Durante o processo de “aperfeiçoamento” da personalidade de
Alex, que em nenhum momento é previamente esclarecido de como funciona, Stanley
Kubrick faz questão de mostrar que ele é brutal, de que ela é extrema até para
um criminoso em larga escala como Alex. E ele faz isso com toda a razão, já que
jogar na cara de um malfeitor que ele é um monstro por dentro, por mais que ele
conviva com isso, é assustador. E mais assustador ainda é o que ocorre depois
com Alex, com todo o seu “mundo perfeito” se voltando contra ele, após ele sair
da prisão – sempre sentido fortes vontades de vomitar logo no momento de
cometer novamente os delitos que o levaram para a cadeia: seus pais conseguiram
um “novo filho”, seus ex-parceiros de gangue se tornaram policiais ( e eles os
espanca), e ele acaba batendo na porta do marido escritor da mulher que ele
estuprou – que se torna um dos personagens mais psicologicamente alterados que
já vi.
Ou seja: aquilo que vimos Alex fazendo no início do filme não só serviu
para desenvolvê-lo, mas para dar continuidade a trama quando esta estivesse
próxima da conclusão ( e dão continuidade mesmo: o que acontece em decorrência
disso nos leva a um dos “finais não-felizes” disfarçados de “felizes” mais
interessantes de todos. )
A fotografia do filme é bem simples em determinados
momentos, e em outros bastante bem executada: como na cena em que eles impedem
outra gangue de estuprar uma mulher e na cena em que eles se aproximam do idoso
embaixo de uma ponte antes de espancá-lo.

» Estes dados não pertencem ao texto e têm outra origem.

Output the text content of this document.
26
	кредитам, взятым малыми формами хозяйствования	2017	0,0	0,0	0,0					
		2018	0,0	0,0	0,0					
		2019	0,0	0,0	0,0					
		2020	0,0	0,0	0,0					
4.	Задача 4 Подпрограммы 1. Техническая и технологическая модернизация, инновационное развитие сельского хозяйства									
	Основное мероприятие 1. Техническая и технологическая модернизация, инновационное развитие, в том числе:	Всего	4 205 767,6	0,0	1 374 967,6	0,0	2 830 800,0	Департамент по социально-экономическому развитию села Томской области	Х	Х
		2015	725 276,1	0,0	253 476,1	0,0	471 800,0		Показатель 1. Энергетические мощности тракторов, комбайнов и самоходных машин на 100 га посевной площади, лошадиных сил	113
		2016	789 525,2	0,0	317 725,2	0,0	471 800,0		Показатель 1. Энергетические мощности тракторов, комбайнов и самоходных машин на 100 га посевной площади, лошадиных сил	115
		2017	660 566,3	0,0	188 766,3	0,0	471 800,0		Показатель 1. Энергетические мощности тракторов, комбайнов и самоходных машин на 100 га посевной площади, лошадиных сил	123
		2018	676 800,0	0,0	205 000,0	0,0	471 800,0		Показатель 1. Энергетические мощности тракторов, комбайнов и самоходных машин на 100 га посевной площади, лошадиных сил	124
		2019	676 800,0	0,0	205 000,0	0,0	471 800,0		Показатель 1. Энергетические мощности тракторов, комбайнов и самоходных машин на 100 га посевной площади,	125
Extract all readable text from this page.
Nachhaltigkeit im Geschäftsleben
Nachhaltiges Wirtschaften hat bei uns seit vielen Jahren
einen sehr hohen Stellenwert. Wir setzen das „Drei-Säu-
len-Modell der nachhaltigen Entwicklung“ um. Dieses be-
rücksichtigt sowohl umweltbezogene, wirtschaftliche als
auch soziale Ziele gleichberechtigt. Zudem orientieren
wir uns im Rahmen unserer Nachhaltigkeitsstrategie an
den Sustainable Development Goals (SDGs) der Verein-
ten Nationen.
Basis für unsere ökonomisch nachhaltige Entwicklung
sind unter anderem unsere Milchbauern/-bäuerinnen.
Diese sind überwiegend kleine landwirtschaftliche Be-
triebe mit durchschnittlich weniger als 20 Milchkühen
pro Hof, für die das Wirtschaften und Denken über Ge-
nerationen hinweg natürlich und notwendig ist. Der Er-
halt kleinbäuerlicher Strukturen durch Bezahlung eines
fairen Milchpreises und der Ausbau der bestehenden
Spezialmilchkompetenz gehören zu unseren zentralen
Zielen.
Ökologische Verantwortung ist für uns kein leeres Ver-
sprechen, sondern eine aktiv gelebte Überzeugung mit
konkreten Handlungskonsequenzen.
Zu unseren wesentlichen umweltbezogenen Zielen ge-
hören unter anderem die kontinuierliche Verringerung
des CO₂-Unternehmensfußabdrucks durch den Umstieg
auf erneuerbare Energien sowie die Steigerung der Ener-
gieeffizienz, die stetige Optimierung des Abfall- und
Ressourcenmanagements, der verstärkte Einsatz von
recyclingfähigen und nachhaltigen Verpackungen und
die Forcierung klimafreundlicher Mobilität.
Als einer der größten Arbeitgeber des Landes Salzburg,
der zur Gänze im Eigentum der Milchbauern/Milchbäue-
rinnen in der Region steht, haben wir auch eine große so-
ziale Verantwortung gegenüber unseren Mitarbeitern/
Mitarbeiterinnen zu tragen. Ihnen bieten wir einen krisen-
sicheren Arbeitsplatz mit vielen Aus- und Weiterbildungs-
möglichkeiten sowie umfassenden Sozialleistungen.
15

A direção de Kubrick é outro detalhe importante. Prestem atenção na cena
em que Alex passeia em uma loja de vinis – o passeio que a câmera faz é
brilhante ( além de ressaltar o CD da trilha sonora de 2001 – Uma Odisseia no
Espaço. A maneira cômica como a cena de sexo de Alex com as duas garotas que
ele conhece nessa mesma loja também é bem realizada pelo diretor, acelerando a
imagem e pondo uma música instrumental de fundo. A montagem também é bem
interessante, mas nada de muito extraordinário.
Mas, mesmo no meio de tantos pontos positivos, o filme peca na cena do
bar, logo após Alex acabar de jogar seus colegas de gangue no mar, logo após
eles pedirem um espaço maior nas decisões do que o grupo deve fazer. A atitude
de Alex, claramente, dizia: “EU QUE MANDO NESSE GRUPO! VOCÊS TEM QUE ME
OBEDECER!”. Mas, o que a narração off fala? “Eu estava mostrando a eles quem é
que manda.”. Infelizmente, com essa fala em off, a cena ficou redundante.
Mesmo assim, Laranja Mecânica é um filme memorável, e não é a toa que está
em diversas listas como um dos melhores de todos os tempos.